[amsat-bb] Re: true duplex radios

Tony Langdon vk3jed at gmail.com
Tue Jun 2 13:59:46 PDT 2009


At 05:02 AM 6/3/2009, Martin wrote:
>Hi Jim and others.
>
>For ordinary Repeaters the Rx/Tx in the same band is mandatory. But just
>think of the filtering needed for TX'ing lots og watts just 600kHz away
>from your Rx-frq.
>This is also the reason why most repeaters (at least that I know of)
>uses really big cavity-filters.

Either that or _very_ widely spaces antennas.  For example, to avoid 
the need of rather large cavities, 10m repeaters often use two sites, 
linked by UHF, to separate Rx and Tx.


>But for Rx/Tx on the same frequency - Forget it.
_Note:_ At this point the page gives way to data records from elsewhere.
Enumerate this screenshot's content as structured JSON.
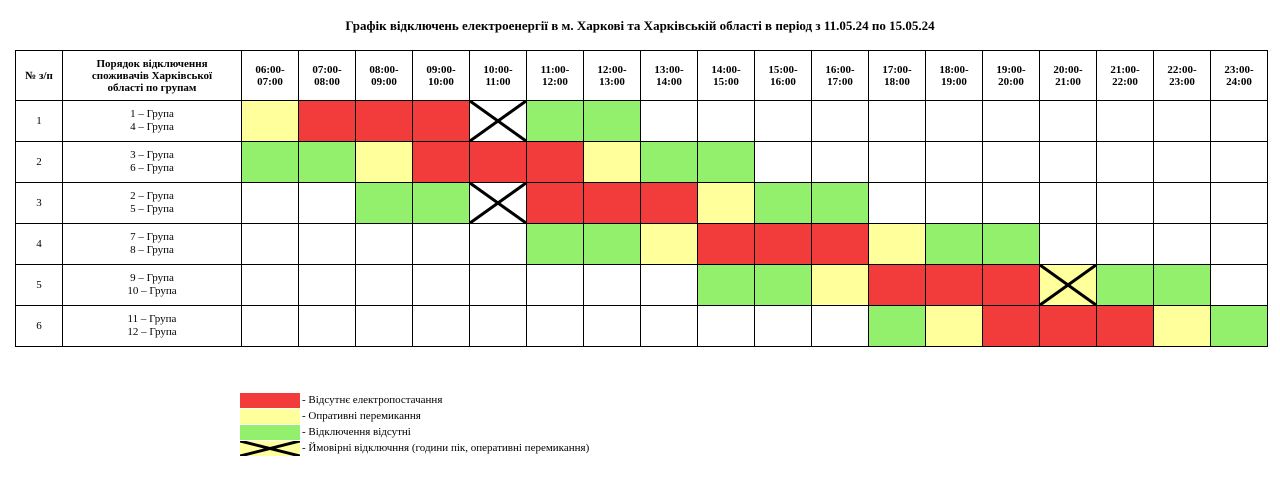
{
  "header": {
    "title": "Графік відключень електроенергії в м. Харкові та Харківській області в період з 11.05.24 по 15.05.24"
  },
  "table": {
    "columns": [
      "№ з/п",
      "Порядок відключення\nспоживачів Харківської\nобласті по групам",
      "06:00-\n07:00",
      "07:00-\n08:00",
      "08:00-\n09:00",
      "09:00-\n10:00",
      "10:00-\n11:00",
      "11:00-\n12:00",
      "12:00-\n13:00",
      "13:00-\n14:00",
      "14:00-\n15:00",
      "15:00-\n16:00",
      "16:00-\n17:00",
      "17:00-\n18:00",
      "18:00-\n19:00",
      "19:00-\n20:00",
      "20:00-\n21:00",
      "21:00-\n22:00",
      "22:00-\n23:00",
      "23:00-\n24:00"
    ],
    "rows": [
      {
        "number": "1",
        "groups": "1 – Група\n4 – Група",
        "cells": [
          1,
          0,
          0,
          0,
          3,
          2,
          2,
          null,
          null,
          null,
          null,
          null,
          null,
          null,
          null,
          null,
          null,
          null
        ]
      },
      {
        "number": "2",
        "groups": "3 – Група\n6 – Група",
        "cells": [
          2,
          2,
          1,
          0,
          0,
          0,
          1,
          2,
          2,
          null,
          null,
          null,
          null,
          null,
          null,
          null,
          null,
          null
        ]
      },
      {
        "number": "3",
        "groups": "2 – Група\n5 – Група",
        "cells": [
          null,
          null,
          2,
          2,
          3,
          0,
          0,
          0,
          1,
          2,
          2,
          null,
          null,
          null,
          null,
          null,
          null,
          null
        ]
      },
      {
        "number": "4",
        "groups": "7 – Група\n8 – Група",
        "cells": [
          null,
          null,
          null,
          null,
          null,
          2,
          2,
          1,
          0,
          0,
          0,
          1,
          2,
          2,
          null,
          null,
          null,
          null
        ]
      },
      {
        "number": "5",
        "groups": "9 – Група\n10 – Група",
        "cells": [
          null,
          null,
          null,
          null,
          null,
          null,
          null,
          null,
          2,
          2,
          1,
          0,
          0,
          0,
          [
            1,
            3
          ],
          2,
          2,
          null
        ]
      },
      {
        "number": "6",
        "groups": "11 – Група\n12 – Група",
        "cells": [
          null,
          null,
          null,
          null,
          null,
          null,
          null,
          null,
          null,
          null,
          null,
          2,
          1,
          0,
          0,
          0,
          1,
          2
        ]
      }
    ]
  },
  "legend": [
    {
      "color": "#f23b3b",
      "label": "- Відсутнє електропостачання"
    },
    {
      "color": "#ffff9c",
      "label": "- Опративні перемикання"
    },
    {
      "color": "#92f06c",
      "label": "- Відключення відсутні"
    },
    {
      "color": "#ffff9c",
      "cross": true,
      "label": "- Ймовірні відключння (години пік, оперативні перемикання)"
    }
  ]
}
What would be the
>purpose anyway?

Nice way to create a feedback loop. :D  You can create an appearance 
of full duplex by using a high speed switching scheme on a digital 
transmission.  In fact, this is exactly what happens if you run 
Echolink over a wifi connection.  The radio itself is half duplex, 
single frequency, but the high data rate and fast T/R switching allow 
full duplex for any VoIP on top of it, at the price of a tiny amount 
of latency.


>In my terms, a full-duplex radio is a radio that listens on one band,
>whilst transmitting on another.

Nope, full duplex refers to any communication channel capable of 
transmitting and receiving information simultaneously.  While I know 
of no radio capable of running full duplex on the same frequency, as 
someone pointed out, the humble analog (landline) telephone does exactly that.